# What par is considered low light...



## Craigthor (Sep 9, 2007)

I am dosing EI low light on a daily basis via a dosing pump setup usign RootMedic Liquids.


----------



## diwu13 (Sep 20, 2011)

I think it's something like:
"10-30: low light.
30-80: medium light.
80-120: high light."


----------



## FriendsNotFood (Sep 21, 2010)

Not to highjack the thread but is that number listed for directly below the light? Cause I have par 30ish under the light but by the bottom/sides of the tank it drops down to 1 or 2.


----------



## diwu13 (Sep 20, 2011)

FriendsNotFood said:


> Not to highjack the thread but is that number listed for directly below the light? Cause I have par 30ish under the light but by the bottom/sides of the tank it drops down to 1 or 2.


Both of you should read through all the posts by *i4x4nMore *here: http://www.plantedtank.net/forums/lighting/85667-par-data-spiral-power-saver-bulbs-2.html#post834956

It's really helpful and will answer all your questions! He even made his own figures haha! Like the one below:


----------



## Craigthor (Sep 9, 2007)

So it looks like 40-70 is low light according to his thoughts...


----------



## FriendsNotFood (Sep 21, 2010)

Hmm... this is very different from Hoppy's chart... on his chart, low light is 30 and below.


----------



## jcgd (Feb 18, 2004)

Hoppy, Tom and others say around 50 par should be sufficient to grow most anything with co2 and proper conditions. So instead of low/med/high I'd aim for adequate and if you have all plants with lower light needs I'd say a little under is fine.


----------



## Hoppy (Dec 24, 2005)

We are all learning as we go, as far as what "low", "medium" and "high" mean for lighting. In my opinion (today) low light is around 15 to 30 micromols of PAR. Medium is around 40-50, and high is more than 60 or so. I have read in another website, which I don't recall, that 60 and above is high light. I know that people have had success with around 15-20 with non-CO2 tanks. And, 40 to 50 is adequate for growing just about every aquatic plant we would want to grow, assuming we have good CO2. All of those numbers are as measured at the substrate. Since the PAR goes up as you get closer to the light, a low light tank will have a lot more than 20 micromols of PAR up near the water surface.

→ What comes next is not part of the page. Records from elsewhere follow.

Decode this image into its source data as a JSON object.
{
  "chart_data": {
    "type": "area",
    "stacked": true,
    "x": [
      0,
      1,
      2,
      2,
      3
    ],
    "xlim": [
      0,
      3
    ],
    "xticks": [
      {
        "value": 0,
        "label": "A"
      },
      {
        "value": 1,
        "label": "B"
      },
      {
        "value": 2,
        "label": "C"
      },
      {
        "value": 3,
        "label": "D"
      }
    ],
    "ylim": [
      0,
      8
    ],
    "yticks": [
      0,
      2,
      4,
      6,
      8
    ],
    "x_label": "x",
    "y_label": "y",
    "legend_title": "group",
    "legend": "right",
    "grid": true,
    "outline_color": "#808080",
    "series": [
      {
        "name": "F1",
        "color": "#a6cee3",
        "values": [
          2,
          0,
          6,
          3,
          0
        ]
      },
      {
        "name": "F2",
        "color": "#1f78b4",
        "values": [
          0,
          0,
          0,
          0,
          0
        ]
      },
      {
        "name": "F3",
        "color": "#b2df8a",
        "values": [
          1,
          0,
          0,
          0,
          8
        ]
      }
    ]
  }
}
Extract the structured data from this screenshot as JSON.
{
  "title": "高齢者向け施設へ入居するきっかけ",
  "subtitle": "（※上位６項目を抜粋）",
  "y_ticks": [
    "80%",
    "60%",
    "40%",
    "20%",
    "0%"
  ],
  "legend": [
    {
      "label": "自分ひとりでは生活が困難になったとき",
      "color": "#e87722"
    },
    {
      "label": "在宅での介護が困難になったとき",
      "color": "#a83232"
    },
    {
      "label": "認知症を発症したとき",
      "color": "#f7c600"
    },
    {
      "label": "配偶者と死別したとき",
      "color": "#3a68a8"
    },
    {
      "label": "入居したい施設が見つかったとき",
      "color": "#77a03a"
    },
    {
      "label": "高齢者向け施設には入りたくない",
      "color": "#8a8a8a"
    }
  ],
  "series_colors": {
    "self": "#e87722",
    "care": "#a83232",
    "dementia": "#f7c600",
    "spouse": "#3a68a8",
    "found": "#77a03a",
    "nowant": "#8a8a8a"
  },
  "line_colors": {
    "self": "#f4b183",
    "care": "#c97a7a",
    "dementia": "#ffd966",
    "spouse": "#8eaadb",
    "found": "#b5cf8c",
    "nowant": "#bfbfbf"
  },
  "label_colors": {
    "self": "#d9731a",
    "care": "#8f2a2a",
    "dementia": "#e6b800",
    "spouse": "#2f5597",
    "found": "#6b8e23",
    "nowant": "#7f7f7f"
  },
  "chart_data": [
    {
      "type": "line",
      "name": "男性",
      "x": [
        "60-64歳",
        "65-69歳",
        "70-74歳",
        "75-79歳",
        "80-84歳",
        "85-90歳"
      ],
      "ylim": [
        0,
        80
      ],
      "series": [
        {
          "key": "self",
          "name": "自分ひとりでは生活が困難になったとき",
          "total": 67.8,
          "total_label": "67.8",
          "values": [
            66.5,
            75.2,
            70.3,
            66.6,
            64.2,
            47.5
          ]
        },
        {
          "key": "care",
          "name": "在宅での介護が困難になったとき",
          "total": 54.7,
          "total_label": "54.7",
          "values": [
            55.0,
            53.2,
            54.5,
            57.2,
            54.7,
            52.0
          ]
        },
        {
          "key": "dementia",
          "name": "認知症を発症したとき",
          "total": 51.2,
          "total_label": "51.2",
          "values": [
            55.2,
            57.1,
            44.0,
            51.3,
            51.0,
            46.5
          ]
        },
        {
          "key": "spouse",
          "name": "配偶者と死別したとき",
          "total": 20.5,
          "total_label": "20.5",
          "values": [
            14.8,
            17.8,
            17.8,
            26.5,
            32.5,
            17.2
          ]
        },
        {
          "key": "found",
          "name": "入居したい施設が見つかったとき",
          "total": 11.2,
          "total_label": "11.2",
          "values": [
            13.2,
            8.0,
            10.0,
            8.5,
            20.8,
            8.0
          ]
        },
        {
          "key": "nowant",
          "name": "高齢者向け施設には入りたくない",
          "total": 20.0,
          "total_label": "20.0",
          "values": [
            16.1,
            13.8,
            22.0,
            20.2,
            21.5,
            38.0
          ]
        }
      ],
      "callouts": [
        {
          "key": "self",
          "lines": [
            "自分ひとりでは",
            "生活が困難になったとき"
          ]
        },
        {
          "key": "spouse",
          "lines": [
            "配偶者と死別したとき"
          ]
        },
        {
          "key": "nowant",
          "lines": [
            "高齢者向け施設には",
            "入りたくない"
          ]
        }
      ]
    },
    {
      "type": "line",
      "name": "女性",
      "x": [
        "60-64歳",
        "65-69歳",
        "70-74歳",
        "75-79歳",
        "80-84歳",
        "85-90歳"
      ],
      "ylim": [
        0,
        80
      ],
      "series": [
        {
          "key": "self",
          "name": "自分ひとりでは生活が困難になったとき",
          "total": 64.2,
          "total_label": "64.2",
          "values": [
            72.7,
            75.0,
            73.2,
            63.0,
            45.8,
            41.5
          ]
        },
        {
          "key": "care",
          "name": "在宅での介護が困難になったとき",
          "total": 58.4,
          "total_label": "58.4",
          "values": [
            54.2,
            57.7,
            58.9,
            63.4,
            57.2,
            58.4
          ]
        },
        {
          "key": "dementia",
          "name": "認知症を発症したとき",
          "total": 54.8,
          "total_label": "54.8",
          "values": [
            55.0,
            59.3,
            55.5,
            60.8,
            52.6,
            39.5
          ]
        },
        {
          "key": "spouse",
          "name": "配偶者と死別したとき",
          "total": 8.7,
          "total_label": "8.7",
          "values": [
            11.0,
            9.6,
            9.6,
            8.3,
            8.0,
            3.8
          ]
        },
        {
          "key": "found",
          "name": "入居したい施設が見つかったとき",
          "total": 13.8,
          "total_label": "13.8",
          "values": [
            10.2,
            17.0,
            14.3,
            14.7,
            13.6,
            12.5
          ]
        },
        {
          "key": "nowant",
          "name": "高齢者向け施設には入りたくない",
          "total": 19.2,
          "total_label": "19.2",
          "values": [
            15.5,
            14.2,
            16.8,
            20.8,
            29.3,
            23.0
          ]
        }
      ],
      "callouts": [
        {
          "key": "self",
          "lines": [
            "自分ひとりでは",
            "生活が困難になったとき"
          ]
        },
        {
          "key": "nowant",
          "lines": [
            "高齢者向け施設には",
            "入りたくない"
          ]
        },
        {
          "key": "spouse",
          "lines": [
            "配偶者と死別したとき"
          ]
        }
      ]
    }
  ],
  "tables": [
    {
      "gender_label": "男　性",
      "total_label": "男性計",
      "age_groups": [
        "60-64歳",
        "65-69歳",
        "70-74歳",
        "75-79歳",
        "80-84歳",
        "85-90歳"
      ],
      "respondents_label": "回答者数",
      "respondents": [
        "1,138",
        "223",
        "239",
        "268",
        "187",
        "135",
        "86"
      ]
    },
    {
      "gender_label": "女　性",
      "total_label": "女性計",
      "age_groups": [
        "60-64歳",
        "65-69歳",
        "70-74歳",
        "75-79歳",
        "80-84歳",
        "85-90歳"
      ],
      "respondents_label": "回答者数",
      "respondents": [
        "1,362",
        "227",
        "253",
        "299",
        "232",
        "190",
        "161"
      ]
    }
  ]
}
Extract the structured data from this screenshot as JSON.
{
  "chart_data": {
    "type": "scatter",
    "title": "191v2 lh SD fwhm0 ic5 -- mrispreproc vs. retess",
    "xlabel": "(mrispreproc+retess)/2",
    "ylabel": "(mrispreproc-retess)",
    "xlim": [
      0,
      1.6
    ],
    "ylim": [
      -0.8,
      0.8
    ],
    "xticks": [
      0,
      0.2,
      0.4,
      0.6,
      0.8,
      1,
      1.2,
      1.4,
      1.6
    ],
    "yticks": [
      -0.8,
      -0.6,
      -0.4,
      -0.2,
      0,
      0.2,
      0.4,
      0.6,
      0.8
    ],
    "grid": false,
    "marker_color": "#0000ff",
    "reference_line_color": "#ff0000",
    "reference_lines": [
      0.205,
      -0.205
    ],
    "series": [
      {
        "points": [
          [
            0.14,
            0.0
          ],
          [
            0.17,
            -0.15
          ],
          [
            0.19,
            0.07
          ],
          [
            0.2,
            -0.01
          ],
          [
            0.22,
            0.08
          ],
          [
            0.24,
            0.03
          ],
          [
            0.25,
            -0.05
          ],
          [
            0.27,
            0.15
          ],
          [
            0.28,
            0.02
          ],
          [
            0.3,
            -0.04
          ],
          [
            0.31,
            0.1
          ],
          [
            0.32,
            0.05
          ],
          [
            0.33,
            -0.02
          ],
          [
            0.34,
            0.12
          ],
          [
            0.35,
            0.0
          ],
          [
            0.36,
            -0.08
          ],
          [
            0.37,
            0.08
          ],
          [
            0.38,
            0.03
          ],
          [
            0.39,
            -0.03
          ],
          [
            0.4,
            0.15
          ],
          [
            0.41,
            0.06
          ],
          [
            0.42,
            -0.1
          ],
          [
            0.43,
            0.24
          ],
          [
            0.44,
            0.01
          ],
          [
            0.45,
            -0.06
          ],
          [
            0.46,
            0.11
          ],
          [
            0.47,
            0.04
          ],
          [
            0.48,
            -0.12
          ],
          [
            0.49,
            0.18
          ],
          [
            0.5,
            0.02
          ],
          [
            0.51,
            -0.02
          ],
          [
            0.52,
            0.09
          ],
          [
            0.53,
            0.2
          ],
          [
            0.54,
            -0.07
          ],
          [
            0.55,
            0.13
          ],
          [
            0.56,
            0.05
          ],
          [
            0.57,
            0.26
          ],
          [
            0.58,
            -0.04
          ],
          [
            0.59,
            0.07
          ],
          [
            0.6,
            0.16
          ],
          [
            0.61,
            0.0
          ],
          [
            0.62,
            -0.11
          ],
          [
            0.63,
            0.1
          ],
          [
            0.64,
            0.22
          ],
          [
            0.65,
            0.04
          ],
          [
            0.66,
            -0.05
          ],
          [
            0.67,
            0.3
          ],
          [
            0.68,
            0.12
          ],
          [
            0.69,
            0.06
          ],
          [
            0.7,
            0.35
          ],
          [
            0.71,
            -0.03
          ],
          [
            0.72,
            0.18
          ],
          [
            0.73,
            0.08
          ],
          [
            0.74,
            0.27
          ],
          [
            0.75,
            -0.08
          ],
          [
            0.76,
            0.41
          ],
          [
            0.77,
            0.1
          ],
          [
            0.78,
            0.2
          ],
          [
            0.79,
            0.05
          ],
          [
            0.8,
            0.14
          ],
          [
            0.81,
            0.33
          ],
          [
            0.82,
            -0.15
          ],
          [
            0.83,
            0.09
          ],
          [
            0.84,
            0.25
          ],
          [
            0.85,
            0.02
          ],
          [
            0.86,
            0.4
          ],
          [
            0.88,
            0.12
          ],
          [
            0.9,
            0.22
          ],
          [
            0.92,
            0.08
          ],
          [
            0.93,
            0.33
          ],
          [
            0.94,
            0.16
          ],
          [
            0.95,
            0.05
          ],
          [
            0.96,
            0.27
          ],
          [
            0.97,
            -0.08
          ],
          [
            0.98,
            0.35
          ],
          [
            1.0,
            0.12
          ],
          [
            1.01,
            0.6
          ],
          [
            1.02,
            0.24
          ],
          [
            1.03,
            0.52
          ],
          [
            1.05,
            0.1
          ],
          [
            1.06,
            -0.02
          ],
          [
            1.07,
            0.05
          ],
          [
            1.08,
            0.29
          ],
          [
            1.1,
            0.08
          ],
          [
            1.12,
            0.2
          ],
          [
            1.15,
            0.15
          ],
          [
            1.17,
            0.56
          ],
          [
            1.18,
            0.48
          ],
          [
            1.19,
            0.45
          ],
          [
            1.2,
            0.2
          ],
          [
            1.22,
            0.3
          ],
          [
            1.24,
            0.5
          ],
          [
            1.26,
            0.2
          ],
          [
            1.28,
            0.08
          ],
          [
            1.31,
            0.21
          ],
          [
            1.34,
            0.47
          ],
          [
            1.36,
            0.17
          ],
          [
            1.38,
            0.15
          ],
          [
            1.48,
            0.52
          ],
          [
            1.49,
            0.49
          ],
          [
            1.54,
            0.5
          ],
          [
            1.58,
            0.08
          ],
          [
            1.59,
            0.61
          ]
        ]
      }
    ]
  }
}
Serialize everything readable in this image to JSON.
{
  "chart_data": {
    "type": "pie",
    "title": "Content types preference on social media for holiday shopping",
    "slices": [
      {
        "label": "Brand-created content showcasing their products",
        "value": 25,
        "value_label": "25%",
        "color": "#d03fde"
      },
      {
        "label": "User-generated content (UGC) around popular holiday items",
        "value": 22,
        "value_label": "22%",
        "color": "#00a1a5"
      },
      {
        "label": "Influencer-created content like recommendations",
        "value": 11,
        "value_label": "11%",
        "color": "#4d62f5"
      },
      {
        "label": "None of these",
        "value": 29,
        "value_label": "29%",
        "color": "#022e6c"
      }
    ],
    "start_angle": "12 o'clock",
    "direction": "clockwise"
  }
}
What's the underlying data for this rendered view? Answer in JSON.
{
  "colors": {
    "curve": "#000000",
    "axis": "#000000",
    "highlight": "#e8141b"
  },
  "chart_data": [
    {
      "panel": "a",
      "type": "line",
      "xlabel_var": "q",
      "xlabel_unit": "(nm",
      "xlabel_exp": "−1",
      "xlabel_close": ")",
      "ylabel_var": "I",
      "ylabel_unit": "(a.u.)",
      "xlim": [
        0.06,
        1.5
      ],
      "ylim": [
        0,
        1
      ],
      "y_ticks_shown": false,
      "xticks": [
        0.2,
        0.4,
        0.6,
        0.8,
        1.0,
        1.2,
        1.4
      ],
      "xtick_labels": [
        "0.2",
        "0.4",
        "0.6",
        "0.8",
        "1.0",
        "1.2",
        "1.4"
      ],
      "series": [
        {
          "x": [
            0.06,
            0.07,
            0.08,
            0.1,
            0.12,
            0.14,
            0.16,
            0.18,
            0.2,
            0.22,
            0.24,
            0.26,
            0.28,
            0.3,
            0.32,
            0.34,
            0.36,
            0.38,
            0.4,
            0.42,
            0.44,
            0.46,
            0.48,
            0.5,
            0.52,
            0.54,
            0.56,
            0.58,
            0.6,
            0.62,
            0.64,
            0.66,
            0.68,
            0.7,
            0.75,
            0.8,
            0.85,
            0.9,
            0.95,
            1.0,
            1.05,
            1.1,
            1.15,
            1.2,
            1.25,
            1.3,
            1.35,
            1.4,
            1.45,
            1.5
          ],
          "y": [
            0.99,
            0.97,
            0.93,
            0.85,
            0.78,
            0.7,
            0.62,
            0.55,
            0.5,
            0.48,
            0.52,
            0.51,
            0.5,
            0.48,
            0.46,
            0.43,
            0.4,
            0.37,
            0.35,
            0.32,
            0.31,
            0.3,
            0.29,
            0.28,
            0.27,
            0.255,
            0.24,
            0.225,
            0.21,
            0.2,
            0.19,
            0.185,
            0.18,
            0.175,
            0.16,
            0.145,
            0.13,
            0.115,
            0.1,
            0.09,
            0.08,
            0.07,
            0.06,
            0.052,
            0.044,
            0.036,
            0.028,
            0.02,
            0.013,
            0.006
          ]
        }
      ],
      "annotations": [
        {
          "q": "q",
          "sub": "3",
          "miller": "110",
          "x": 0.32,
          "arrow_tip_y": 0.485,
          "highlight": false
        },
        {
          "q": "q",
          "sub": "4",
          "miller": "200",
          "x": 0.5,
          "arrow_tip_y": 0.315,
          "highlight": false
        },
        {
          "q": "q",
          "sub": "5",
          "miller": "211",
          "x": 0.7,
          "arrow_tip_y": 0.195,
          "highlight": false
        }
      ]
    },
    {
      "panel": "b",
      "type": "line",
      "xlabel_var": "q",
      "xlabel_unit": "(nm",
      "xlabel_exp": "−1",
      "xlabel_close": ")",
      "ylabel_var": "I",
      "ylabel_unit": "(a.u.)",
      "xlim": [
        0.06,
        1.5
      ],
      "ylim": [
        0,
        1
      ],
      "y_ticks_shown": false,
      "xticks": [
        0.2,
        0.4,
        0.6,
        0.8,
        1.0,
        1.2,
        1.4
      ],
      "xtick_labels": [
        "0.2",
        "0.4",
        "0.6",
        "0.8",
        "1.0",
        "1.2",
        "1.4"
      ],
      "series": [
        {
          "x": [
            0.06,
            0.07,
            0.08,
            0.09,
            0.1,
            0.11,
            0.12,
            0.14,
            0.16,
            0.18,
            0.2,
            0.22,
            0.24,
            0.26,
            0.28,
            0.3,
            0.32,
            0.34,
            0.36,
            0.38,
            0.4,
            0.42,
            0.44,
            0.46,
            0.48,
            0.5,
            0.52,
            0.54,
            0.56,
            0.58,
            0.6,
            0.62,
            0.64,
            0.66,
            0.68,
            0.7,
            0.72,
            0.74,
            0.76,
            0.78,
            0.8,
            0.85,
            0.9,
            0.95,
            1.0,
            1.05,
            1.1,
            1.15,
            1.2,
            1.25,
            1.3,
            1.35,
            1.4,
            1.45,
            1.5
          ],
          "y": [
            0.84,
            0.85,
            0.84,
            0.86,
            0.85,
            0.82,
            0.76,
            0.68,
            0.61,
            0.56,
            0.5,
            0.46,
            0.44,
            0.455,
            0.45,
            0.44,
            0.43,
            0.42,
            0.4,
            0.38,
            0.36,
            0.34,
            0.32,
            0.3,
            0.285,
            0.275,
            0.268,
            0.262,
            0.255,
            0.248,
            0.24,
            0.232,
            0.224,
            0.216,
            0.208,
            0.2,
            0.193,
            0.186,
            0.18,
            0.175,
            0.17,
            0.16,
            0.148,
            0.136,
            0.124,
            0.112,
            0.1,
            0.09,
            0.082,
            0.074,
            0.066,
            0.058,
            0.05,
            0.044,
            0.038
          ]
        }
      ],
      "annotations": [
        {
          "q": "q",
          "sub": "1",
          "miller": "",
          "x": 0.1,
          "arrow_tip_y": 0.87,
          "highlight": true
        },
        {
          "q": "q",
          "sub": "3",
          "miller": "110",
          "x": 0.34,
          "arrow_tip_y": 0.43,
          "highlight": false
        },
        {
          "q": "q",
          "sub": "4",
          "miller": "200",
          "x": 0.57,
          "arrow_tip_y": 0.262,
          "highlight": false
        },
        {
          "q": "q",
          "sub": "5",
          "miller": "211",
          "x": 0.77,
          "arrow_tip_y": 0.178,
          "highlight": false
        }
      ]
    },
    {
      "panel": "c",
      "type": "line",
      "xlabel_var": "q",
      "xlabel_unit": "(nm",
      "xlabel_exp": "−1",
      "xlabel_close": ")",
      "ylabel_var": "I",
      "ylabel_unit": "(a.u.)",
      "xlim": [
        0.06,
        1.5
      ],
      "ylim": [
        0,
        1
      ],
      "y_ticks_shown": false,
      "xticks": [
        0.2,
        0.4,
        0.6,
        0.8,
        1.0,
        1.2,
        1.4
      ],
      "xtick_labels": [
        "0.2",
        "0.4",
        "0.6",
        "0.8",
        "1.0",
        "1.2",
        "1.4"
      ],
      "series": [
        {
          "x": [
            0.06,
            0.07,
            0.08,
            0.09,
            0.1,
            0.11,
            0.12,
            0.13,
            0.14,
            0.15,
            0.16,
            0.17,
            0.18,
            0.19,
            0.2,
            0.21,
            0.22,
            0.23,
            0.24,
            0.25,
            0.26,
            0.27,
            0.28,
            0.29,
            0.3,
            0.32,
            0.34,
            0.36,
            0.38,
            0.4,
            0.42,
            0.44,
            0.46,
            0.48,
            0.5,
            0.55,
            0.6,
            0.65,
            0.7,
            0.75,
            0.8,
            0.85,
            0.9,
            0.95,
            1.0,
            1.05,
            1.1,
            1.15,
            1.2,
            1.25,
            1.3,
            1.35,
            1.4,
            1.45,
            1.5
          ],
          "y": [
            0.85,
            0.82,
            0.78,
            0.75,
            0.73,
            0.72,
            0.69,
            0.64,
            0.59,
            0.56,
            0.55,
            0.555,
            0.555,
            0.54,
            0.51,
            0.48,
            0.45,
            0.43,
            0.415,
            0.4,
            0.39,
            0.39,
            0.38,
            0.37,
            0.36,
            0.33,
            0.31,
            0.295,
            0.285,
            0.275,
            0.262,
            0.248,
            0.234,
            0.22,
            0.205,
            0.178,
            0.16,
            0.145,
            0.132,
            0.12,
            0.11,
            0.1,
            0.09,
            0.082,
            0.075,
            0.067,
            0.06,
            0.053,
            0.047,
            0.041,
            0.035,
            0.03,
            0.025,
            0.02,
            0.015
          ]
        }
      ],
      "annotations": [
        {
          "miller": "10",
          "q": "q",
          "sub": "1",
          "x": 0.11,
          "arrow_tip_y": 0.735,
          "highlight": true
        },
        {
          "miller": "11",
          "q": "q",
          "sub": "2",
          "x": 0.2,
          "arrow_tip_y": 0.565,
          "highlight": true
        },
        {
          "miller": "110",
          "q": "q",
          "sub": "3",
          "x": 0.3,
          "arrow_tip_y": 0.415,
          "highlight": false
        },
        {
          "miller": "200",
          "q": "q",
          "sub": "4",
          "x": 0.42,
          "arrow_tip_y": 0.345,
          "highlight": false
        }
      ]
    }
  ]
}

Another way to look at PAR and light levels is to measure the PAR right at whatever plant you are concerned with, and evaluate that reading as low, medium, high, etc. That is a whole different set of numbers.

I am only concerned with how to pick the "right" light for a specific tank, and for that all you can do is look at the PAR at some standard spot in the tank, which I think should be the substrate level (maybe an inch above it). You can't do anything about what the PAR is at other locations in the tank, except by starting with a light suspended at a different height above the tank, or by using a spread out group of lights.

Life was so much easier when all you had to do was read the wattage of the bulb and divide it by the gallon size of the tank. Of course you really had no way of evaluating what that meant, but many people were happy with it. It is a lot like trying to specify CO2 concentration as a certain bubble rate. Simple, but meaningless.